Die Berufung der Klägerin hat danach vorläufigen Erfolg. Der Erlaß eines Grundurteils begegnet keinen Bedenken. Erforderlich und genügend ist, daß der geltend gemachte Anspruch auch unter Berücksichtigung der Einwendungen gegen ihn mit hoher Wahrscheinlichkeit in irgendeiner Höhe besteht (BGHZ 53, 17 (23) = NJW 1970, 194; 97, 97 (109) = NJW 1986, 2309; 111, 125 (133) = NJW 1990, 1789; 126, 127 (129) = NJW 1994, 3295; BGH NJW 1994, 2286). Dies ist der Fall. Da die Schadenshöhe, insbesondere was den Verkehrswert des Pferdes betrifft, streitig ist, bedarf es der weiteren Aufklärung durch das Landgericht.

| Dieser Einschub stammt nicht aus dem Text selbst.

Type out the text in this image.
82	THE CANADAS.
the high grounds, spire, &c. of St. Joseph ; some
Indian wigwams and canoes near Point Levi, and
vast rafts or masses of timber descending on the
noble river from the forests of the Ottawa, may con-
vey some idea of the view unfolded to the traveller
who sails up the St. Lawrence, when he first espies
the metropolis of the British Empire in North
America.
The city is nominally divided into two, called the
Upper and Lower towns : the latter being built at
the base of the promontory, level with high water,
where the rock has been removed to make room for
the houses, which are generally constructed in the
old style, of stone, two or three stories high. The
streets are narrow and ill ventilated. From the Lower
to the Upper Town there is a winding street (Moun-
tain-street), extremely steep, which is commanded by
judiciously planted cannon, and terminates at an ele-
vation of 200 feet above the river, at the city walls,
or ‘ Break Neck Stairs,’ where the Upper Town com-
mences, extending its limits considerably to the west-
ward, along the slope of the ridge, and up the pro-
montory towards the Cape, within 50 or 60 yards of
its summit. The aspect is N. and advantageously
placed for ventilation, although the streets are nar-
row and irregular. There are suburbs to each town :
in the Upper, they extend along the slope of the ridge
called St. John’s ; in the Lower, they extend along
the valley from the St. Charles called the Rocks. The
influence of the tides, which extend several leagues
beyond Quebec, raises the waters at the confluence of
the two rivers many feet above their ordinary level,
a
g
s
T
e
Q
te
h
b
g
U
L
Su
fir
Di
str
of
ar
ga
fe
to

Das landgerichtliche Urteil war aus den dargelegten Gründen aufzuheben und die Sache an das Landgericht zurückzuverweisen.

Die Kostenentscheidung bleibt der Schlußentscheidung des Landgerichts vorbehalten.

Der Streitwert für das Berufungsverfahren wird auf 28.603,73 DM festgesetzt. Er entspricht der Beschwer der Beklagten.